Supreme Court Will Decide Whether Probable Cause Bars a First Amendment Claim in Reichle v. Howards

When you think of “probable cause,” you tend to think of dramatic scenarios. Such as a police officer doing a vehicle search for weapons or drugs. Or a police officer obtaining a warrant to search a house for suspicious content. Probable cause is written into the Fourth Amendment of the Constitution, which states that “no Warrants shall issue, but upon probable cause, supported by Oath or affirmation, and particularly describing the place to be searched, and the persons or things to be seized.” The general definition of probable cause is “a reasonable belief that a person has committed a crime.” It is the backbone of the criminal legal system, preventing (in theory) police officers from searching or arresting based on a whim.

However, you don’t usually think of probable cause — or the Fourth Amendment — clashing with the First Amendment. Yet that appears to be the case in Reichle v. Howards, which the U.S. Supreme Court recently agreed to hear.
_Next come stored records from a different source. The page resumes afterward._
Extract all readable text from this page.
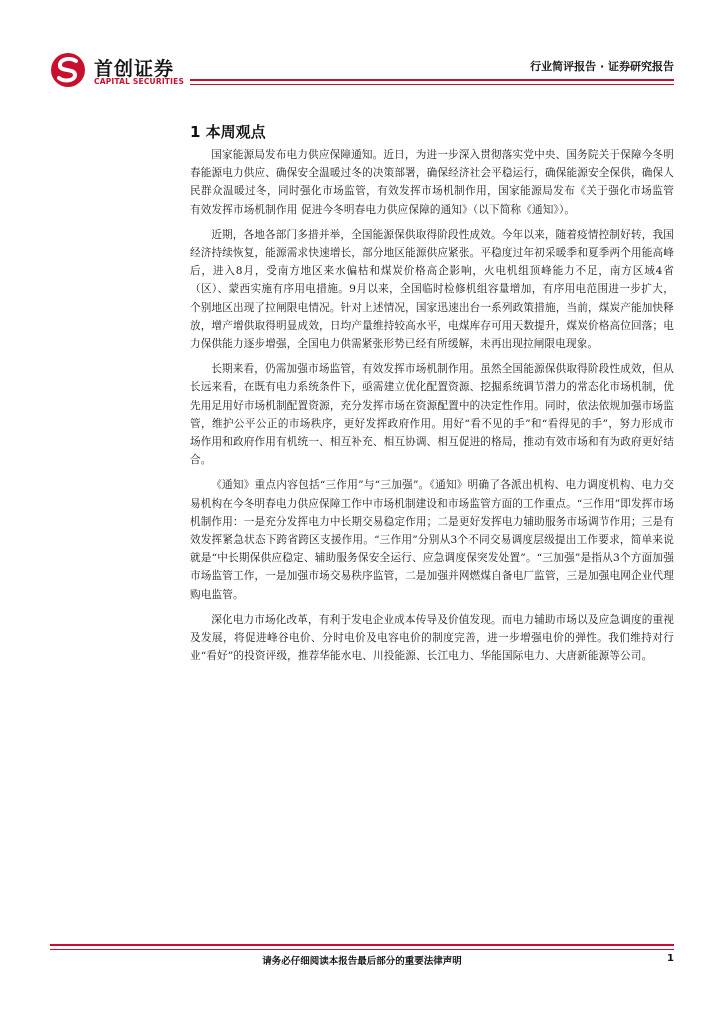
首创证券
CAPITAL SECURITIES
行业简评报告 · 证券研究报告
1 本周观点

国家能源局发布电力供应保障通知。近日，为进一步深入贯彻落实党中央、国务院关于保障今冬明春能源电力供应、确保安全温暖过冬的决策部署，确保经济社会平稳运行，确保能源安全保供，确保人民群众温暖过冬，同时强化市场监管，有效发挥市场机制作用，国家能源局发布《关于强化市场监管 有效发挥市场机制作用 促进今冬明春电力供应保障的通知》（以下简称《通知》）。

近期，各地各部门多措并举，全国能源保供取得阶段性成效。今年以来，随着疫情控制好转，我国经济持续恢复，能源需求快速增长，部分地区能源供应紧张。平稳度过年初采暖季和夏季两个用能高峰后，进入8月，受南方地区来水偏枯和煤炭价格高企影响，火电机组顶峰能力不足，南方区域4省（区）、蒙西实施有序用电措施。9月以来，全国临时检修机组容量增加，有序用电范围进一步扩大，个别地区出现了拉闸限电情况。针对上述情况，国家迅速出台一系列政策措施，当前，煤炭产能加快释放，增产增供取得明显成效，日均产量维持较高水平，电煤库存可用天数提升，煤炭价格高位回落；电力保供能力逐步增强，全国电力供需紧张形势已经有所缓解，未再出现拉闸限电现象。

长期来看，仍需加强市场监管，有效发挥市场机制作用。虽然全国能源保供取得阶段性成效，但从长远来看，在既有电力系统条件下，亟需建立优化配置资源、挖掘系统调节潜力的常态化市场机制，优先用足用好市场机制配置资源，充分发挥市场在资源配置中的决定性作用。同时，依法依规加强市场监管，维护公平公正的市场秩序，更好发挥政府作用。用好“看不见的手”和“看得见的手”，努力形成市场作用和政府作用有机统一、相互补充、相互协调、相互促进的格局，推动有效市场和有为政府更好结合。

《通知》重点内容包括“三作用”与“三加强”。《通知》明确了各派出机构、电力调度机构、电力交易机构在今冬明春电力供应保障工作中市场机制建设和市场监管方面的工作重点。“三作用”即发挥市场机制作用：一是充分发挥电力中长期交易稳定作用；二是更好发挥电力辅助服务市场调节作用；三是有效发挥紧急状态下跨省跨区支援作用。“三作用”分别从3个不同交易调度层级提出工作要求，简单来说就是“中长期保供应稳定、辅助服务保安全运行、应急调度保突发处置”。“三加强”是指从3个方面加强市场监管工作，一是加强市场交易秩序监管，二是加强并网燃煤自备电厂监管，三是加强电网企业代理购电监管。

深化电力市场化改革，有利于发电企业成本传导及价值发现。而电力辅助市场以及应急调度的重视及发展，将促进峰谷电价、分时电价及电容电价的制度完善，进一步增强电价的弹性。我们维持对行业“看好”的投资评级，推荐华能水电、川投能源、长江电力、华能国际电力、大唐新能源等公司。

请务必仔细阅读本报告最后部分的重要法律声明	1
In 2006, Steven Howards visited a shopping center at Beaver Creek Mall in Colorado. His visit coincided with that of Vice President Cheney, who brought along a massive security detail, including several Secret Service agents. While talking to a friend on his cell phone, Howards saw Cheney leave a grocery store and stated: “I’m going to ask him how many kids he’s killed today.” One Secret Service agent decided that it was “unhealthy” and “not quite right” for someone to make this statement (presumably about the Iraq War). He and the other Secret Service agents monitored Howards while Howards waited his turn to speak to the vice president. When Howards reached Cheney, he told him that his “policies in Iraq were disgusting” and touched his right shoulder. The Secret Service agents had seen enough: they believed that they had probable cause for arrest. Howards was later arrested for assaulting Vice President Cheney.
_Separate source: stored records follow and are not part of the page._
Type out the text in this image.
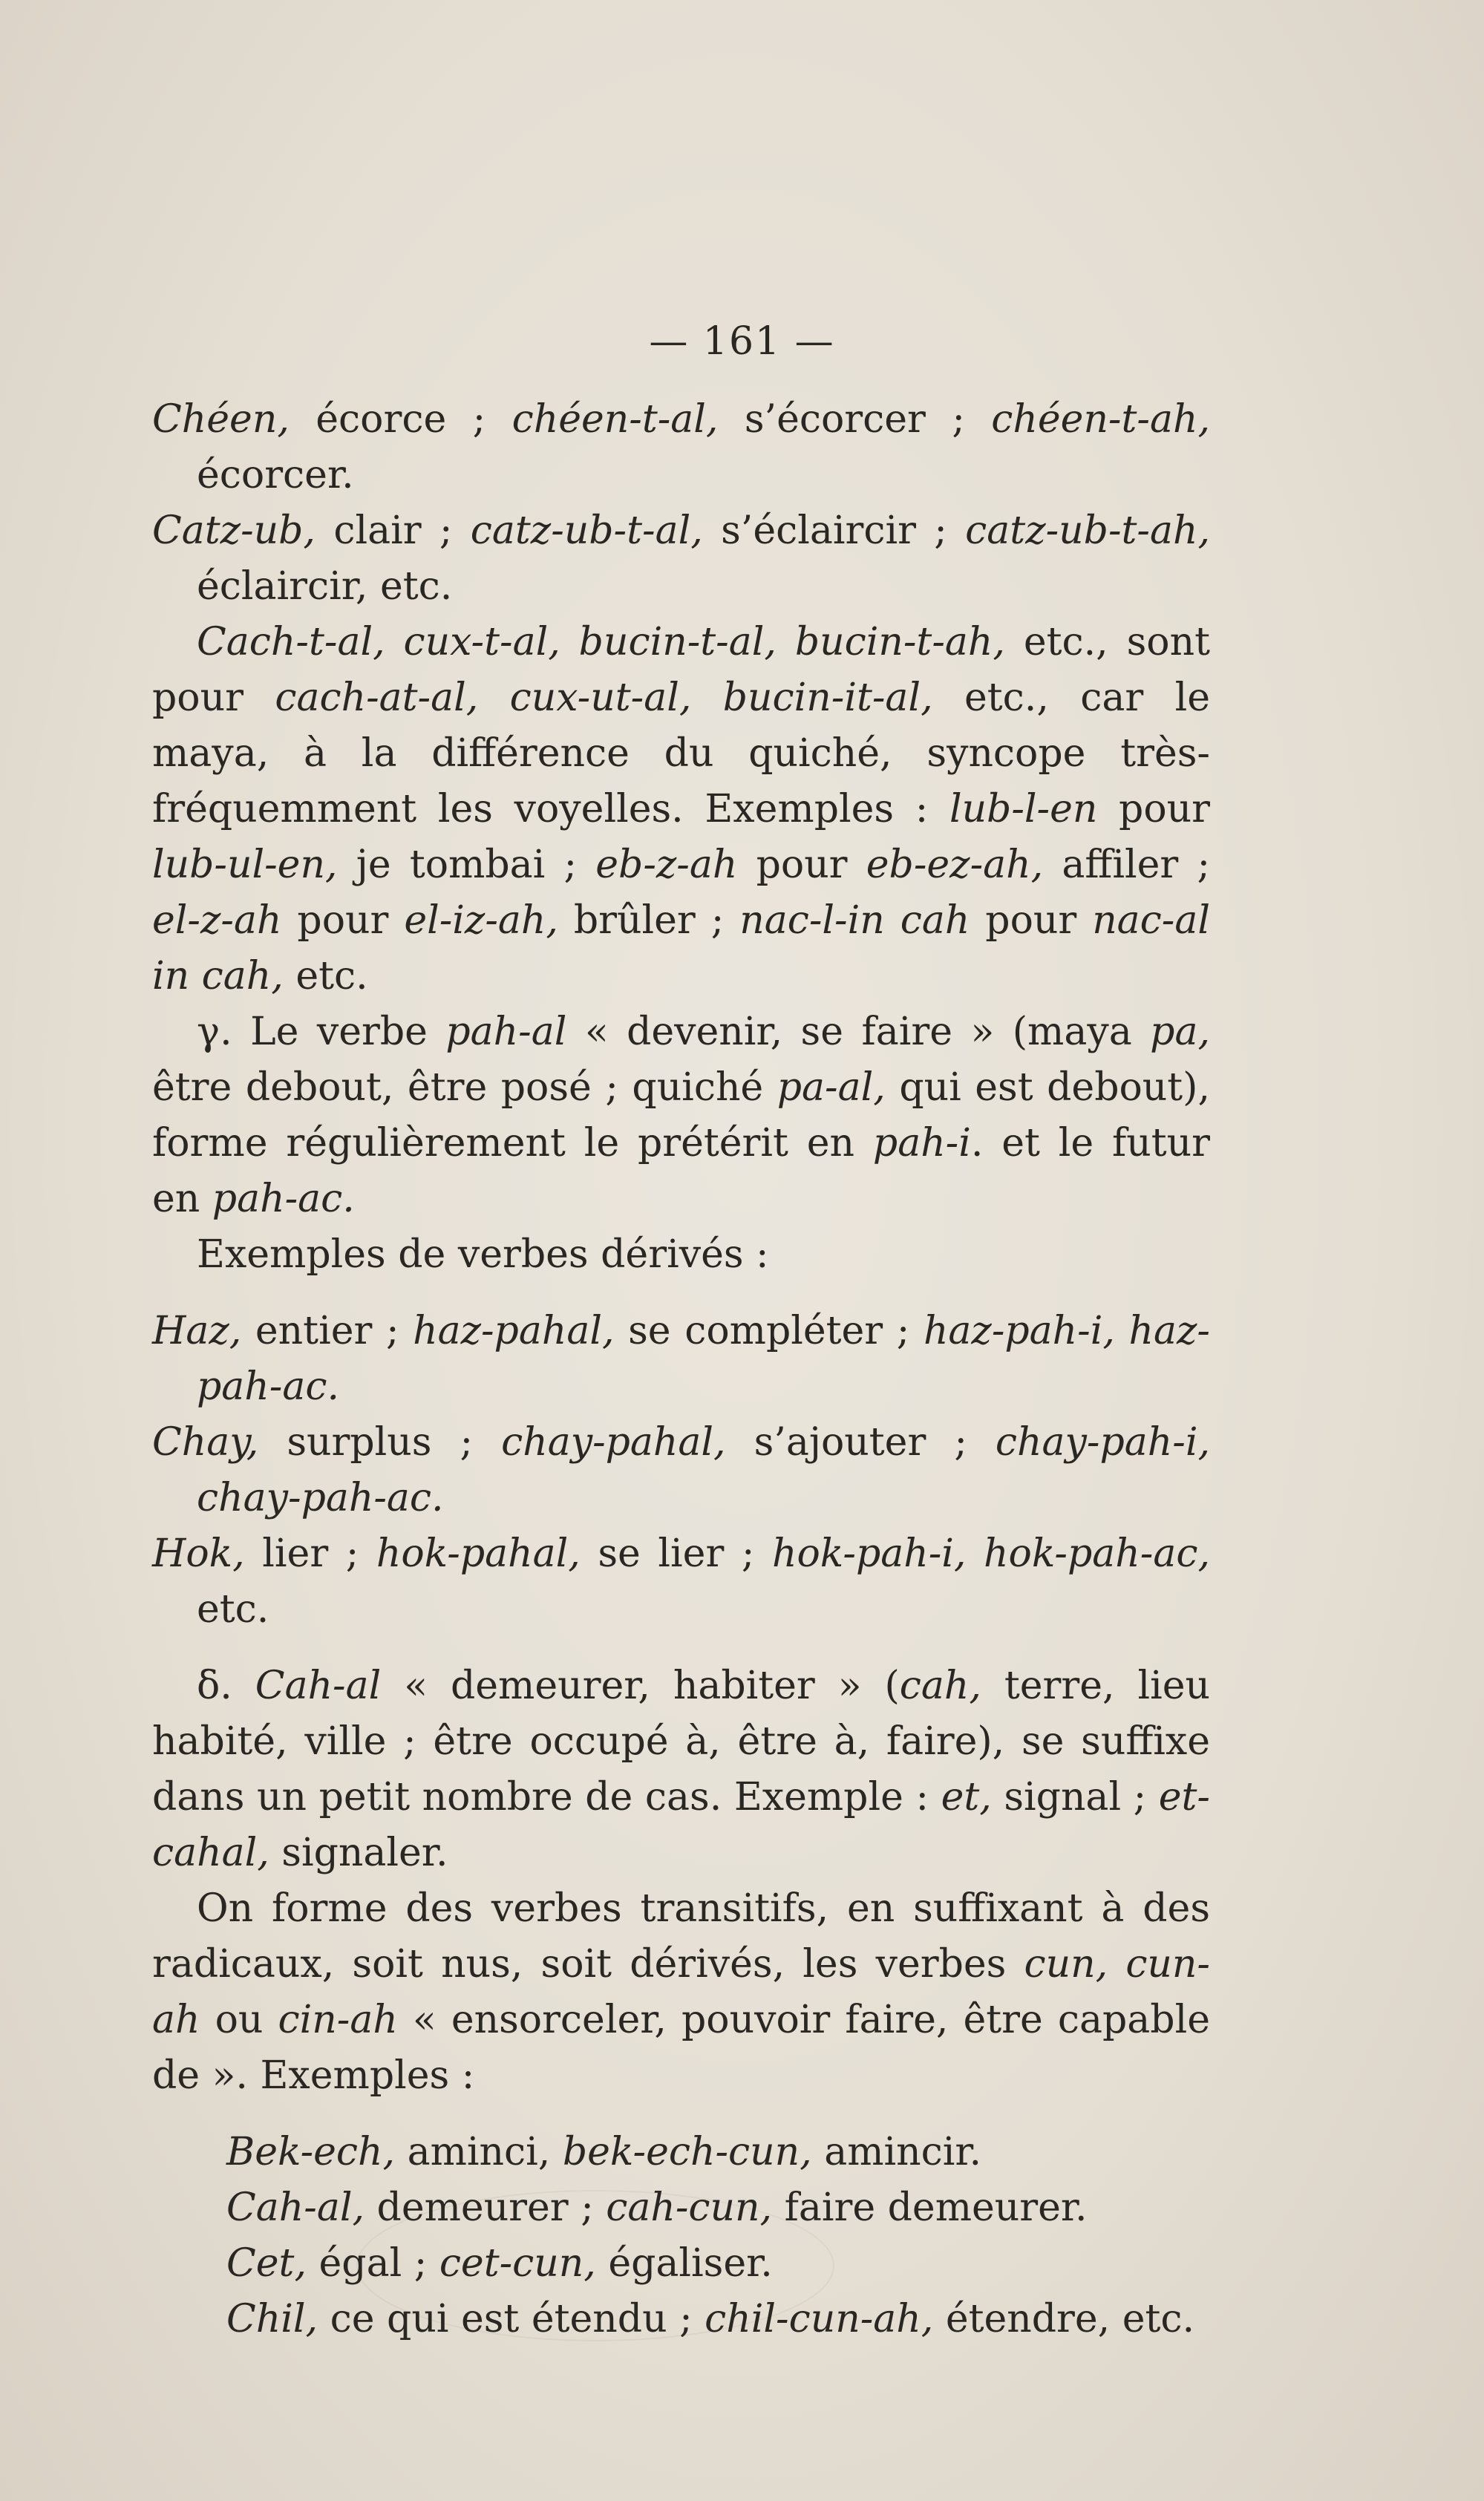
— 161 —

Chéen, écorce ; chéen-t-al, s’écorcer ; chéen-t-ah, écorcer.

Catz-ub, clair ; catz-ub-t-al, s’éclaircir ; catz-ub-t-ah, éclaircir, etc.

Cach-t-al, cux-t-al, bucin-t-al, bucin-t-ah, etc., sont pour cach-at-al, cux-ut-al, bucin-it-al, etc., car le maya, à la différence du quiché, syncope très-fréquemment les voyelles. Exemples : lub-l-en pour lub-ul-en, je tombai ; eb-z-ah pour eb-ez-ah, affiler ; el-z-ah pour el-iz-ah, brûler ; nac-l-in cah pour nac-al in cah, etc.

γ. Le verbe pah-al « devenir, se faire » (maya pa, être debout, être posé ; quiché pa-al, qui est debout), forme régulièrement le prétérit en pah-i. et le futur en pah-ac.

Exemples de verbes dérivés :

Haz, entier ; haz-pahal, se compléter ; haz-pah-i, haz-pah-ac.

Chay, surplus ; chay-pahal, s’ajouter ; chay-pah-i, chay-pah-ac.

Hok, lier ; hok-pahal, se lier ; hok-pah-i, hok-pah-ac, etc.

δ. Cah-al « demeurer, habiter » (cah, terre, lieu habité, ville ; être occupé à, être à, faire), se suffixe dans un petit nombre de cas. Exemple : et, signal ; et-cahal, signaler.

On forme des verbes transitifs, en suffixant à des radicaux, soit nus, soit dérivés, les verbes cun, cun-ah ou cin-ah « ensorceler, pouvoir faire, être capable de ». Exemples :

Bek-ech, aminci, bek-ech-cun, amincir.

Cah-al, demeurer ; cah-cun, faire demeurer.

Cet, égal ; cet-cun, égaliser.

Chil, ce qui est étendu ; chil-cun-ah, étendre, etc.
After Howards was detained at the local sheriff’s department and the charges against him dropped, he filed suit against the Secret Service agents for violating his both Fourth Amendment rights through an unlawful search and seizure, and his First Amendment rights by retaliating against him for engaging in constitutionally protected speech. The issues that the Supreme Court will consider are whether probable cause to make an arrest bars a First Amendment retaliatory arrest claim and whether the court below erred by denying qualified and absolute immunity to the Secret Service agents.

There are a few places in Texas where one might see Secret Service agents, but Sierra Blanca isn’t one of them. Moreover, along the U.S.-Mexico border, free speech issues don’t often come up in search and seizure situations. But this case does illustrate how murky “probable cause” can be, and how easily federal and state agents can claim to have it when the situation requires. How many people have performed acts that could be misconstrued as threatening by someone determined to think the worst of them? Fortunately in this case, the county sheriff decided not to pursue harassment charges. In many other cases, though, it is up to a federal criminal defense attorney to stand up for the suspect’s rights.